Let us pray! Why must we waste away in silence when we have a Heavenly Father who loves us and delights to give us good things? “Truly, truly, I say to you, whatever you ask of the Father in my name, he will give it to you… Ask, and you will receive, that your joy may be full,” John 16:23-24. Run to your Heavenly Father with all your hurts and sorrows. Speak to Him as a beloved child of God knowing He will listen and answer your prayers. I once had it explained to me this way: God’s a big guy… there’s nothing so big He can’t handle it, nor is there anything so small that He doesn’t care. For the Father sent to you His one and only Son, Jesus Christ. He gave him up to death, even death on a cross that he may forgive you all of your sins and give you all that is good. So, hear Jesus say, “In the world you will have tribulation.
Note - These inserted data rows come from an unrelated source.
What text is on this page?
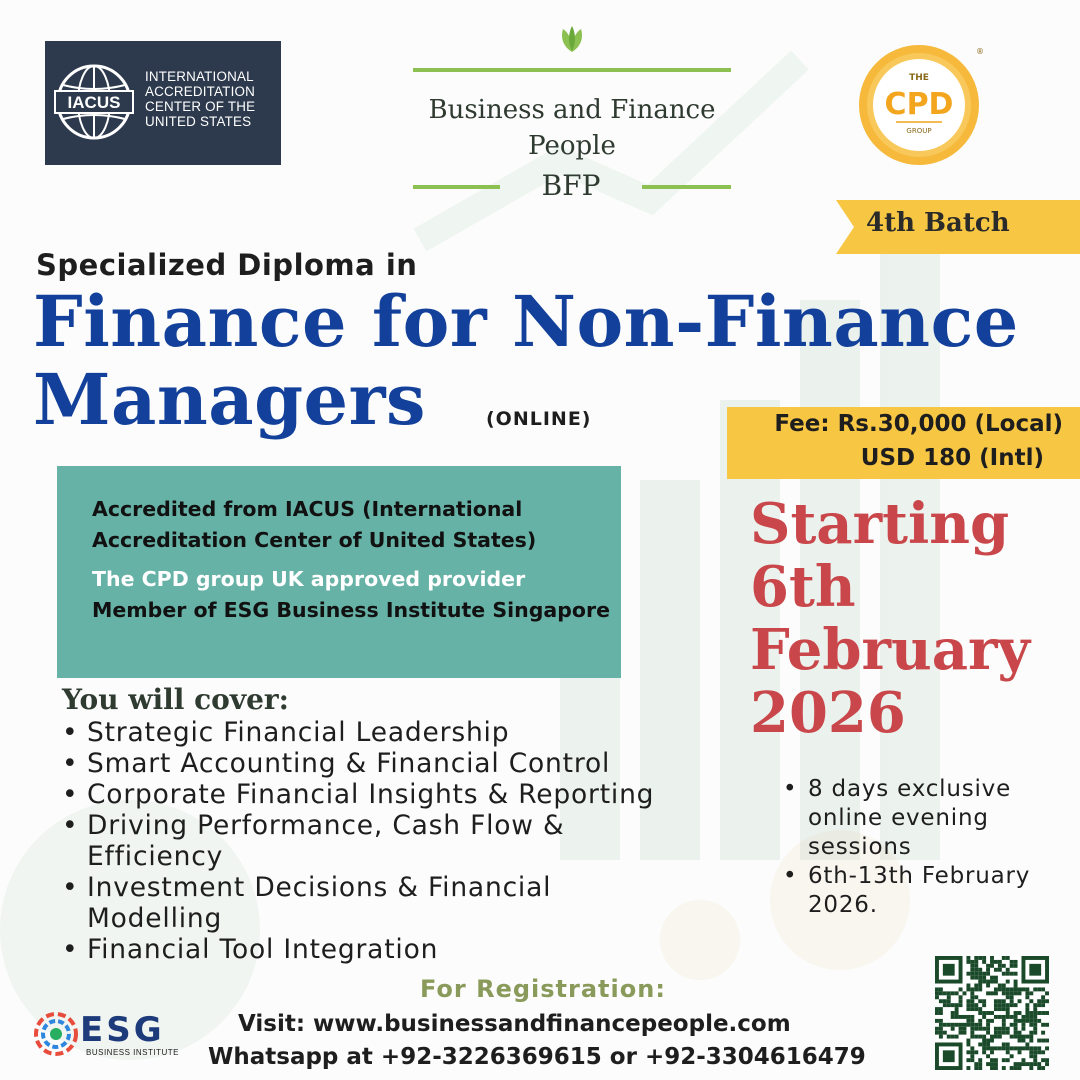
IACUS
INTERNATIONAL
ACCREDITATION
CENTER OF THE
UNITED STATES	Business and Finance
People
BFP
THE
CPD
GROUP
®
4th Batch
Specialized Diploma in
Finance for Non-Finance
Managers	(ONLINE)	Fee: Rs.30,000 (Local)
USD 180 (Intl)
Accredited from IACUS (International Accreditation Center of United States)
The CPD group UK approved provider
Member of ESG Business Institute Singapore
Starting
6th
February
2026
You will cover:
• Strategic Financial Leadership
• Smart Accounting & Financial Control
• Corporate Financial Insights & Reporting
• Driving Performance, Cash Flow & Efficiency
• Investment Decisions & Financial Modelling
• Financial Tool Integration
• 8 days exclusive online evening sessions
• 6th-13th February 2026.
For Registration:
Visit: www.businessandfinancepeople.com
Whatsapp at +92-3226369615 or +92-3304616479
ESG
BUSINESS INSTITUTE
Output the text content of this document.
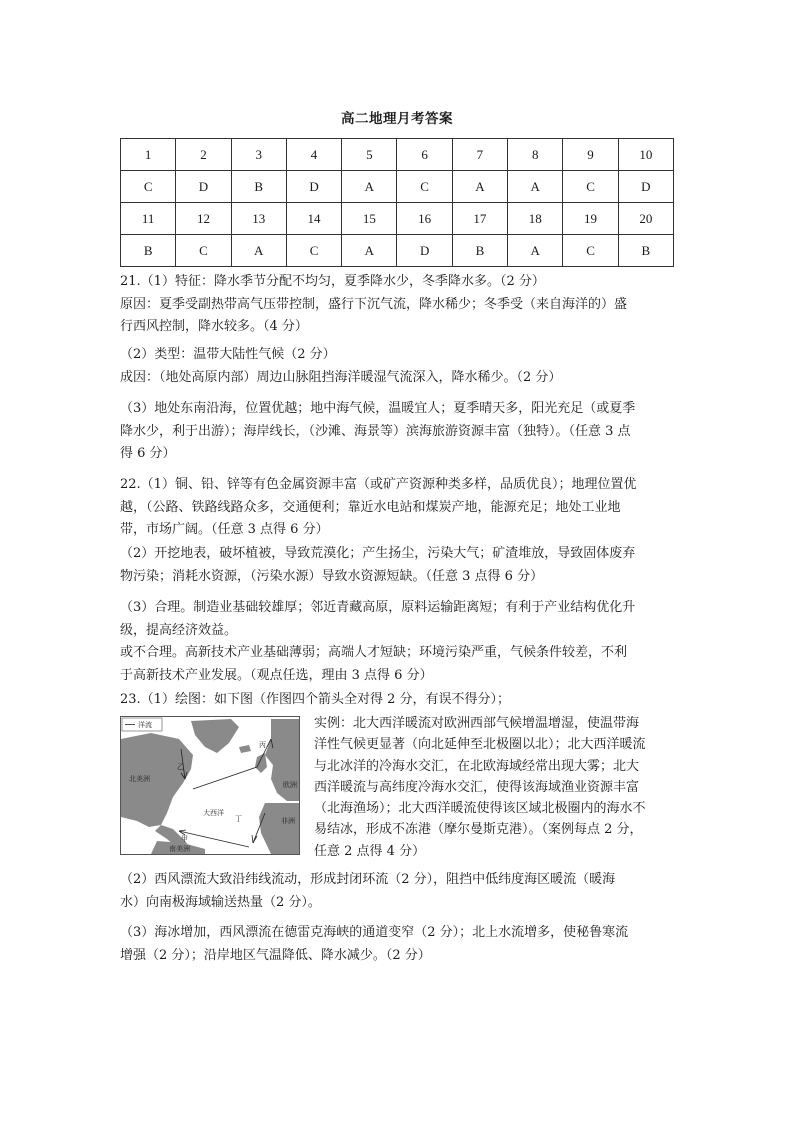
高二地理月考答案
1	2	3	4	5	6	7	8	9	10
C	D	B	D	A	C	A	A	C	D
11	12	13	14	15	16	17	18	19	20
B	C	A	C	A	D	B	A	C	B

21.（1）特征：降水季节分配不均匀，夏季降水少，冬季降水多。（2 分）

原因：夏季受副热带高气压带控制，盛行下沉气流，降水稀少；冬季受（来自海洋的）盛

行西风控制，降水较多。（4 分）

（2）类型：温带大陆性气候（2 分）

成因：（地处高原内部）周边山脉阻挡海洋暖湿气流深入，降水稀少。（2 分）

（3）地处东南沿海，位置优越；地中海气候，温暖宜人；夏季晴天多，阳光充足（或夏季

降水少，利于出游）；海岸线长，（沙滩、海景等）滨海旅游资源丰富（独特）。（任意 3 点

得 6 分）

22.（1）铜、铅、锌等有色金属资源丰富（或矿产资源种类多样，品质优良）；地理位置优

越，（公路、铁路线路众多，交通便利；靠近水电站和煤炭产地，能源充足；地处工业地

带，市场广阔。（任意 3 点得 6 分）

（2）开挖地表，破坏植被，导致荒漠化；产生扬尘，污染大气；矿渣堆放，导致固体废弃

物污染；消耗水资源，（污染水源）导致水资源短缺。（任意 3 点得 6 分）

（3）合理。制造业基础较雄厚；邻近青藏高原，原料运输距离短；有利于产业结构优化升

级，提高经济效益。

或不合理。高新技术产业基础薄弱；高端人才短缺；环境污染严重，气候条件较差，不利

于高新技术产业发展。（观点任选，理由 3 点得 6 分）

23.（1）绘图：如下图（作图四个箭头全对得 2 分，有误不得分）；

洋流
北美洲
欧洲
非洲
南美洲
大西洋
甲
乙
丙
丁

实例：北大西洋暖流对欧洲西部气候增温增湿，使温带海

洋性气候更显著（向北延伸至北极圈以北）；北大西洋暖流

与北冰洋的冷海水交汇，在北欧海域经常出现大雾；北大

西洋暖流与高纬度冷海水交汇，使得该海域渔业资源丰富

（北海渔场）；北大西洋暖流使得该区域北极圈内的海水不

易结冰，形成不冻港（摩尔曼斯克港）。（案例每点 2 分，

任意 2 点得 4 分）

（2）西风漂流大致沿纬线流动，形成封闭环流（2 分），阻挡中低纬度海区暖流（暖海

水）向南极海域输送热量（2 分）。

（3）海冰增加，西风漂流在德雷克海峡的通道变窄（2 分）；北上水流增多，使秘鲁寒流

增强（2 分）；沿岸地区气温降低、降水减少。（2 分）
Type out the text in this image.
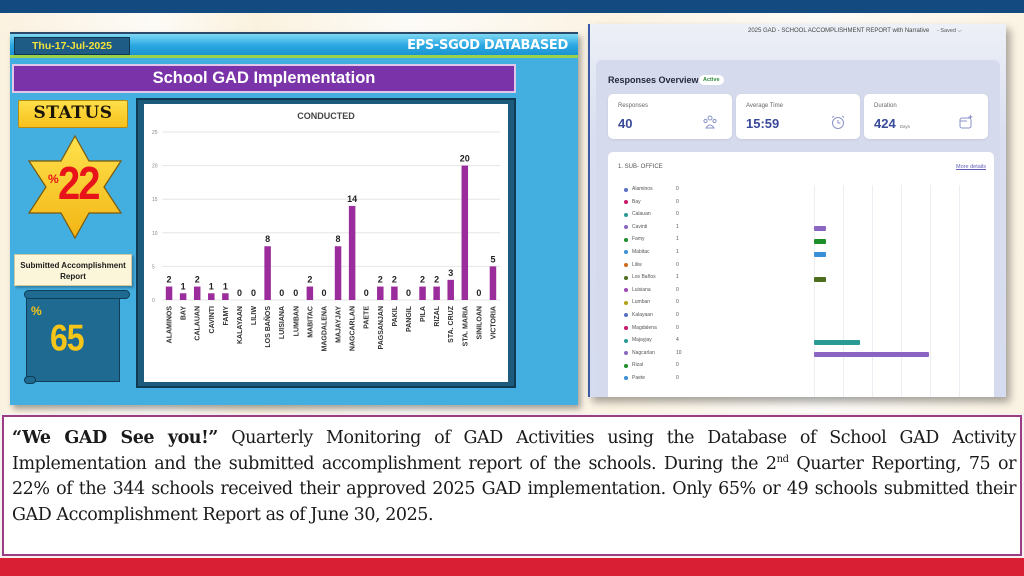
Thu-17-Jul-2025	EPS-SGOD DATABASED
School GAD Implementation
STATUS
% 22
Submitted Accomplishment
Report
%
65
CONDUCTED
0
5
10
15
20
25
2
ALAMINOS
1
BAY
2
CALAUAN
1
CAVINTI
1
FAMY
0
KALAYAAN
0
LILIW
8
LOS BAÑOS
0
LUISIANA
0
LUMBAN
2
MABITAC
0
MAGDALENA
8
MAJAYJAY
14
NAGCARLAN
0
PAETE
2
PAGSANJAN
2
PAKIL
0
PANGIL
2
PILA
2
RIZAL
3
STA. CRUZ
20
STA. MARIA
0
SINILOAN
5
VICTORIA
2025 GAD - SCHOOL ACCOMPLISHMENT REPORT with Narrative - Saved ⌵
Responses Overview Active
Responses
40
Average Time
15:59
Duration
424 Days
1. SUB- OFFICE	More details
Alaminos	0
Bay	0
Calauan	0
Cavinti	1
Famy	1
Mabitac	1
Liliw	0
Los Baños	1
Luisiana	0
Lumban	0
Kalayaan	0
Magdalena	0
Majayjay	4
Nagcarlan	10
Rizal	0
Paete	0

“We GAD See you!” Quarterly Monitoring of GAD Activities using the Database of School GAD Activity Implementation and the submitted accomplishment report of the schools. During the 2nd Quarter Reporting, 75 or 22% of the 344 schools received their approved 2025 GAD implementation. Only 65% or 49 schools submitted their GAD Accomplishment Report as of June 30, 2025.
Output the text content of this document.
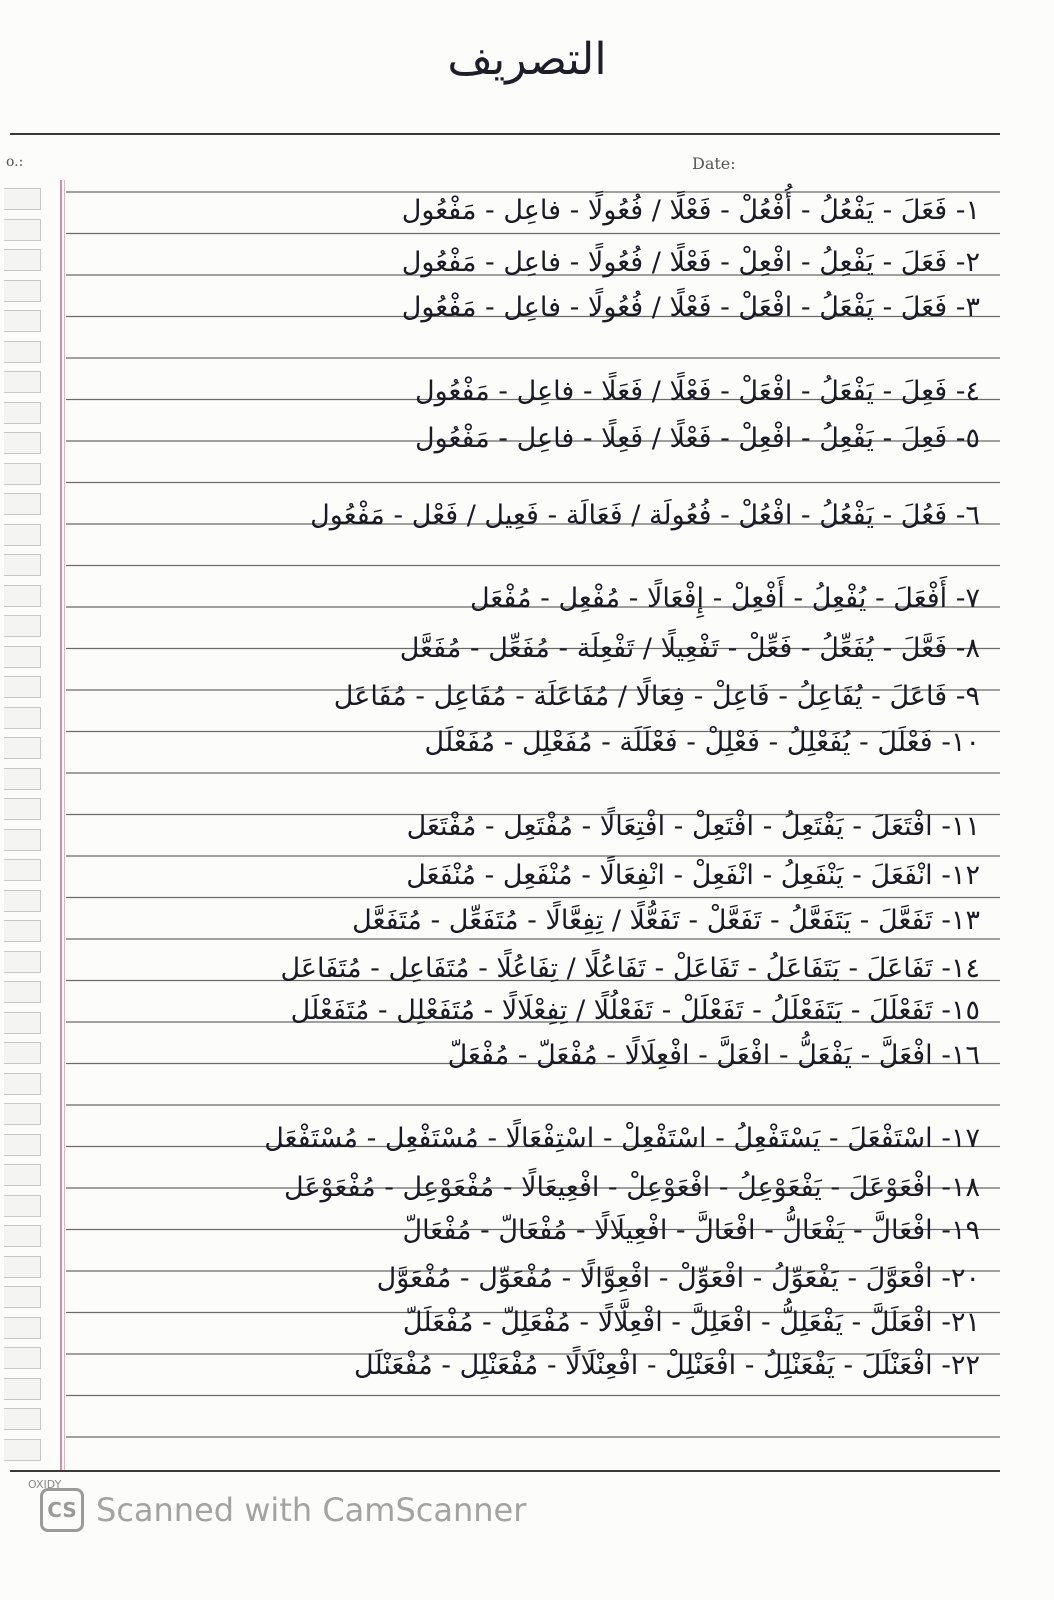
التصريف
o.:	Date:
١- فَعَلَ - يَفْعُلُ - أُفْعُلْ - فَعْلًا / فُعُولًا - فاعِل - مَفْعُول
٢- فَعَلَ - يَفْعِلُ - افْعِلْ - فَعْلًا / فُعُولًا - فاعِل - مَفْعُول
٣- فَعَلَ - يَفْعَلُ - افْعَلْ - فَعْلًا / فُعُولًا - فاعِل - مَفْعُول
٤- فَعِلَ - يَفْعَلُ - افْعَلْ - فَعْلًا / فَعَلًا - فاعِل - مَفْعُول
٥- فَعِلَ - يَفْعِلُ - افْعِلْ - فَعْلًا / فَعِلًا - فاعِل - مَفْعُول
٦- فَعُلَ - يَفْعُلُ - افْعُلْ - فُعُولَة / فَعَالَة - فَعِيل / فَعْل - مَفْعُول
٧- أَفْعَلَ - يُفْعِلُ - أَفْعِلْ - إِفْعَالًا - مُفْعِل - مُفْعَل
٨- فَعَّلَ - يُفَعِّلُ - فَعِّلْ - تَفْعِيلًا / تَفْعِلَة - مُفَعِّل - مُفَعَّل
٩- فَاعَلَ - يُفَاعِلُ - فَاعِلْ - فِعَالًا / مُفَاعَلَة - مُفَاعِل - مُفَاعَل
١٠- فَعْلَلَ - يُفَعْلِلُ - فَعْلِلْ - فَعْلَلَة - مُفَعْلِل - مُفَعْلَل
١١- افْتَعَلَ - يَفْتَعِلُ - افْتَعِلْ - افْتِعَالًا - مُفْتَعِل - مُفْتَعَل
١٢- انْفَعَلَ - يَنْفَعِلُ - انْفَعِلْ - انْفِعَالًا - مُنْفَعِل - مُنْفَعَل
١٣- تَفَعَّلَ - يَتَفَعَّلُ - تَفَعَّلْ - تَفَعُّلًا / تِفِعَّالًا - مُتَفَعِّل - مُتَفَعَّل
١٤- تَفَاعَلَ - يَتَفَاعَلُ - تَفَاعَلْ - تَفَاعُلًا / تِفَاعُلًا - مُتَفَاعِل - مُتَفَاعَل
١٥- تَفَعْلَلَ - يَتَفَعْلَلُ - تَفَعْلَلْ - تَفَعْلُلًا / تِفِعْلَالًا - مُتَفَعْلِل - مُتَفَعْلَل
١٦- افْعَلَّ - يَفْعَلُّ - افْعَلَّ - افْعِلَالًا - مُفْعَلّ - مُفْعَلّ
١٧- اسْتَفْعَلَ - يَسْتَفْعِلُ - اسْتَفْعِلْ - اسْتِفْعَالًا - مُسْتَفْعِل - مُسْتَفْعَل
١٨- افْعَوْعَلَ - يَفْعَوْعِلُ - افْعَوْعِلْ - افْعِيعَالًا - مُفْعَوْعِل - مُفْعَوْعَل
١٩- افْعَالَّ - يَفْعَالُّ - افْعَالَّ - افْعِيلَالًا - مُفْعَالّ - مُفْعَالّ
٢٠- افْعَوَّلَ - يَفْعَوِّلُ - افْعَوِّلْ - افْعِوَّالًا - مُفْعَوِّل - مُفْعَوَّل
٢١- افْعَلَلَّ - يَفْعَلِلُّ - افْعَلِلَّ - افْعِلَّالًا - مُفْعَلِلّ - مُفْعَلَلّ
٢٢- افْعَنْلَلَ - يَفْعَنْلِلُ - افْعَنْلِلْ - افْعِنْلَالًا - مُفْعَنْلِل - مُفْعَنْلَل
OXIDY
CS Scanned with CamScanner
But take heart; I have overcome the world!” John 16:33. So, how much more shall we pray to God our Father, knowing that in Christ, He has already overcome all things!

Pastor Sorenson

Prayer:

O God, the giver of all that is good, by Your holy inspiration grant that we may think those things that are right and by Your merciful guiding accomplish them; through Jesus Christ, Your Son, our Lord, who lives and reigns with You and the Holy Spirit, one God, now and forever. Amen!